Dans le budget rendu public le 20 mars 2017, le gouvernement fédéral annonçait son intention d’apporter des modifications à la Loi sur le recyclage des produits de la criminalité et le financement des activités terroristes aux fins suivantes :
- élargir la liste des destinataires des communications qui peuvent recevoir des renseignements financiers liés aux menaces pour la sécurité du Canada pour y inclure le ministère de la Défense nationale et les Forces armées canadiennes;
- améliorer le renseignement sur les propriétaires bénéficiaires des personnes morales, telles que les sociétés et les fiducies;
- apporter divers changements d’ordre technique et autre afin de renforcer le cadre, d’appuyer la conformité, d’améliorer la capacité des entités déclarantes d’opérationnaliser la législation et de s’assurer que les dispositions législatives sont exécutées comme prévu.
Cela semble ambitieux.

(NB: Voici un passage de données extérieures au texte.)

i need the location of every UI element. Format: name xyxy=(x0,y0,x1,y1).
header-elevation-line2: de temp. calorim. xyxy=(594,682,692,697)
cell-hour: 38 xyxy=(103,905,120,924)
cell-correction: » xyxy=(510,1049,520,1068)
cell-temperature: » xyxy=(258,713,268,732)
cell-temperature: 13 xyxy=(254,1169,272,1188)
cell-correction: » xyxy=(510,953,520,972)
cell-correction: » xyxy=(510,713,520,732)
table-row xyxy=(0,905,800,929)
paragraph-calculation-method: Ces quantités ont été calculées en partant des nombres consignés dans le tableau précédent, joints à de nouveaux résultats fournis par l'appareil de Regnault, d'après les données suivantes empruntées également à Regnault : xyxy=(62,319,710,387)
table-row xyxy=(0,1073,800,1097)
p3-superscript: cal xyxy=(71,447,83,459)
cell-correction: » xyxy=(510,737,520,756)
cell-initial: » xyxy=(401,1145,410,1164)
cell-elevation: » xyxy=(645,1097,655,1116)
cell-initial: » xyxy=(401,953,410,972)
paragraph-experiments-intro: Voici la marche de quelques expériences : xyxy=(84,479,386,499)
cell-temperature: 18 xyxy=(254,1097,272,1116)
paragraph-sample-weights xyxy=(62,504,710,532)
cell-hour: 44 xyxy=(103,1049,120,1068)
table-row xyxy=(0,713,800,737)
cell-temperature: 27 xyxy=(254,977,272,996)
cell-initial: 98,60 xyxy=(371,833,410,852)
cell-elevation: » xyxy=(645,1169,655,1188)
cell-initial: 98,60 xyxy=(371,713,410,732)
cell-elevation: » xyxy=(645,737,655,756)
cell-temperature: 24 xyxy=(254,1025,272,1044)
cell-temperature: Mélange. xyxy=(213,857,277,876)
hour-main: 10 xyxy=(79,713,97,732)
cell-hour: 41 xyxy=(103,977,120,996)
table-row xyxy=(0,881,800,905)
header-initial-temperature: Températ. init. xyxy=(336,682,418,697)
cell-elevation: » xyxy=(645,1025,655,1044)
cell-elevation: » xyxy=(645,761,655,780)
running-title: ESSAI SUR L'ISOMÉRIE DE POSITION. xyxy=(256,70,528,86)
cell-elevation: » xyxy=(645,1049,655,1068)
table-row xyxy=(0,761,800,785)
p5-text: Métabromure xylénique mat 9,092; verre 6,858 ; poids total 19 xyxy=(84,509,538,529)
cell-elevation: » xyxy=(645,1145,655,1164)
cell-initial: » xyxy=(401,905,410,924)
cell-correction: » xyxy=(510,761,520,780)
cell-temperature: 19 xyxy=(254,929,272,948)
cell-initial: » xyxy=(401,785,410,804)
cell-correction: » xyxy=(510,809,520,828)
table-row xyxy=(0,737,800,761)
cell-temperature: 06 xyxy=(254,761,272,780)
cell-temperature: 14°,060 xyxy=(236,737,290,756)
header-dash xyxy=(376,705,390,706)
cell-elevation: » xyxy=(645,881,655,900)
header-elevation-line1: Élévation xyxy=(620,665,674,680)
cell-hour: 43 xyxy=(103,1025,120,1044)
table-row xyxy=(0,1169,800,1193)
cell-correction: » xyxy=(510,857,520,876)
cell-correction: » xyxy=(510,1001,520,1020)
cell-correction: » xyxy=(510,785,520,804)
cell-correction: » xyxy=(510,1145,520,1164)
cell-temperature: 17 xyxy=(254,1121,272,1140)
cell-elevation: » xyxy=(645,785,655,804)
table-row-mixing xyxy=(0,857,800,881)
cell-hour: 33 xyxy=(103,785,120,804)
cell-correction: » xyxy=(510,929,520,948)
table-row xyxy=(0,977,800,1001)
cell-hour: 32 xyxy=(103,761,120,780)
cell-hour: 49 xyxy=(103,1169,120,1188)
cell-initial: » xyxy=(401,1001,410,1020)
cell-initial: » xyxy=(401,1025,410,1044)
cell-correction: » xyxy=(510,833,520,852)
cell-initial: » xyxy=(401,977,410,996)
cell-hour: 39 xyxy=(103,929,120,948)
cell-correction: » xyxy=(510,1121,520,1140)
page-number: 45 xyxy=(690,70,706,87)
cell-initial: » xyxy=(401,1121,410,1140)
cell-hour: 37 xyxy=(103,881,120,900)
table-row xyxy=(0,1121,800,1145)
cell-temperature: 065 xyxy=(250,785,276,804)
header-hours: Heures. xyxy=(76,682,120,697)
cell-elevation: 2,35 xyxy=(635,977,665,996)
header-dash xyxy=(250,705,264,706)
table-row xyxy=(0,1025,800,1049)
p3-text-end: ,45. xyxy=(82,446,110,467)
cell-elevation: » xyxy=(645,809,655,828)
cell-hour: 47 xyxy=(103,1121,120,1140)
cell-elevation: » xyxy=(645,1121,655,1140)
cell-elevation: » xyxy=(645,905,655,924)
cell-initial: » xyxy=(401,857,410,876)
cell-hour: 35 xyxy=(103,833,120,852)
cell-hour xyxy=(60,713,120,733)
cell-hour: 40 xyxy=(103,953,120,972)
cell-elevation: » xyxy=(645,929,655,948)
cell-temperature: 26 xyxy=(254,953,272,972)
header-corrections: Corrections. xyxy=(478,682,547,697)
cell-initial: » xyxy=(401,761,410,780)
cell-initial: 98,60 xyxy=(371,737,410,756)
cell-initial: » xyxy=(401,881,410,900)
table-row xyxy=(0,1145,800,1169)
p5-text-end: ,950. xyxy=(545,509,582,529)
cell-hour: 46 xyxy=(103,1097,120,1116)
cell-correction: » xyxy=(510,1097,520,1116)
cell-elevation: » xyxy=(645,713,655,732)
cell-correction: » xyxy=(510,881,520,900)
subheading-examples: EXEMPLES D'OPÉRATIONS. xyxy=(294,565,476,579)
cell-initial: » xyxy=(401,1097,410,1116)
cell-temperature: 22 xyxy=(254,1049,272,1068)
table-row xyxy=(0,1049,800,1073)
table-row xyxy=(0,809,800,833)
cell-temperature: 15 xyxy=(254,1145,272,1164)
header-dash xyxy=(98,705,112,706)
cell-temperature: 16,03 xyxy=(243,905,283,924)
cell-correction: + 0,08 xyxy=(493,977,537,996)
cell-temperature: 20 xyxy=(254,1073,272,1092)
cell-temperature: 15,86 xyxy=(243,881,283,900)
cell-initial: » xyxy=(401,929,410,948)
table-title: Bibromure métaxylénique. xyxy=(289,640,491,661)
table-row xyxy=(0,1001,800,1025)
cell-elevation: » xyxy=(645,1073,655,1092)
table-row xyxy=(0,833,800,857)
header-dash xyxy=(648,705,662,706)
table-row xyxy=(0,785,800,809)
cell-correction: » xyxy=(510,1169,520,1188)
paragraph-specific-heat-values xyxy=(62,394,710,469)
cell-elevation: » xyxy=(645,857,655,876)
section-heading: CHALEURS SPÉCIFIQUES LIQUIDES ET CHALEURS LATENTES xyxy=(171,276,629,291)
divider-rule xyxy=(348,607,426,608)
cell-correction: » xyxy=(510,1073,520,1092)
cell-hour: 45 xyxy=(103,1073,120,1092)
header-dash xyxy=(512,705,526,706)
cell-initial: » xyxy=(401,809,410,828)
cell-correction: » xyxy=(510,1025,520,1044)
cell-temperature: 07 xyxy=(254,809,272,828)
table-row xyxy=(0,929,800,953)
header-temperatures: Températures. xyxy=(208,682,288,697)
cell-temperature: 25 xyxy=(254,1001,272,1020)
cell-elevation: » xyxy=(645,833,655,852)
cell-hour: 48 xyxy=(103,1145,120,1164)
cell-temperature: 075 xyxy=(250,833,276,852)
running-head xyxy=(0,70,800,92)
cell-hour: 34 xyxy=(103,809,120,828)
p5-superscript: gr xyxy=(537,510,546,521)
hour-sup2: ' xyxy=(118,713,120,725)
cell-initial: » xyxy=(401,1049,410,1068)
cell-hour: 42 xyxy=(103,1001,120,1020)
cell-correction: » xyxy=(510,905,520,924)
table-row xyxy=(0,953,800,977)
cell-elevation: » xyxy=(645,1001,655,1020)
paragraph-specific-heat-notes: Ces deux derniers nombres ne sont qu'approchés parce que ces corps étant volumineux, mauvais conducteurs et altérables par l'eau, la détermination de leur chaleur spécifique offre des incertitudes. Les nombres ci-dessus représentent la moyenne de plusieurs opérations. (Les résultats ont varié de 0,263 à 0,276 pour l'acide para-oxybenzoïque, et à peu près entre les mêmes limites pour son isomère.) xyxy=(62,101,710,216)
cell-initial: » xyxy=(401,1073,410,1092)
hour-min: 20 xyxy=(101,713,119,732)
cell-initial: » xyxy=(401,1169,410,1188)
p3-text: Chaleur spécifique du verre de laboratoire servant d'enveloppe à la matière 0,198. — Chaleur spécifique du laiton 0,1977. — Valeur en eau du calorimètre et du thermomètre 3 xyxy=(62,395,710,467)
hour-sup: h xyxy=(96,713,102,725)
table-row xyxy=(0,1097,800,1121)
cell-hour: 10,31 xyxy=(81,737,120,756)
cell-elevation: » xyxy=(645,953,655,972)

Le gouvernement n’a actuellement mis aucun renseignement à la disposition du public pour étoffer ces vagues plans. Deux rapports publiés en 2016 offrent des indices quant à ce à quoi nous pouvons nous attendre. Ils critiquaient l’efficacité du Canada dans le contexte de la lutte internationale contre le blanchiment d’argent et le financement d’activités terroristes.
Le département d’État des États-Unis continue à décrire le Canada comme un « pays très préoccupant » (Country of Primary Concern), soit un pays dans lequel on constate un très grand nombre d’activités de blanchiment d’argent, comme en Russie et en Iran, deux pays classés dans la même catégorie.
En septembre 2016, le Groupe d’action financière (GAFI), une organisation intergouvernementale indépendante ayant pour objectif l’élaboration et la promotion de politiques pour protéger le système financier mondial contre le blanchiment d’argent et le financement des activités terroristes, a publié son évaluation du Canada (disponible uniquement en anglais). Selon l’une de ses nombreuses conclusions, à l’exception des institutions financières, dont les six grands établissements bancaires, les entités réglementées telles que les courtiers immobiliers et les entreprises du secteur des services financiers ne comprennent bien ni leurs risques, ni leurs obligations. Cela se traduit par une divulgation inadéquate des opérations devant être signalées au CANAFE, l’entité fédérale chargée de l’application de la Loi sur le recyclage des produits de la criminalité et le financement des activités terroristes.
Le GAFI a en outre exprimé ses préoccupations quant aux lacunes législatives qui nuisent à la détermination de la propriété bénéficiaire des sociétés. La propriété est une pierre angulaire de l’évaluation du risque, par l’entité réglementée, connexe à la représentation d’un client institutionnel. Le GAFI a conclu que les institutions financières ne sont pas tenues de faire grand-chose pour vérifier l’exactitude des renseignements sur la propriété bénéficiaire qui leur sont fournis, et que d’autres entités réglementées, telles que les entreprises offrant des services de transfert de fonds, ne sont pas obligées de déterminer la propriété bénéficiaire.
La première catégorie de modifications de la Loi sur le recyclage des produits de la criminalité et le financement des activités terroristes est vraisemblablement une reconnaissance du rôle croissant joué par le ministère de la Défense dans la lutte contre le terrorisme découlant de son engagement en Irak dans la campagne contre Daech (autre nom de l’État islamique).
Les deuxième et troisième catégories ont vraisemblablement pour objectif de répondre à, au moins, certaines des critiques exprimées par le GAFI. Le dépôt d’un projet de loi pour exiger que la propriété bénéficiaire soit identifiée avec un degré accru de diligence pourrait s’avérer compliqué. Les gouvernements, tant fédéral que provinciaux, ont une compétence partagée sur la constitution des personnes morales et leurs obligations de divulgation. Les progrès législatifs pourraient exiger une coopération et une coordination intergouvernementales.
Quels que soient les nouveaux amendements prévus, un grand nombre des préoccupations du GAFI portent sur la conformité. La législation existe déjà, mais trop grand est le nombre d’entités réglementées qui font fi de leurs obligations. Cela souligne plus le besoin d’une application concrète et efficace de la législation que de sa modification.
J. Bruce McMeekin est un avocat de Toronto spécialisé en droit de l’environnement, des sociétés, en sécurité des lieux de travail et en divulgation au CANAFE.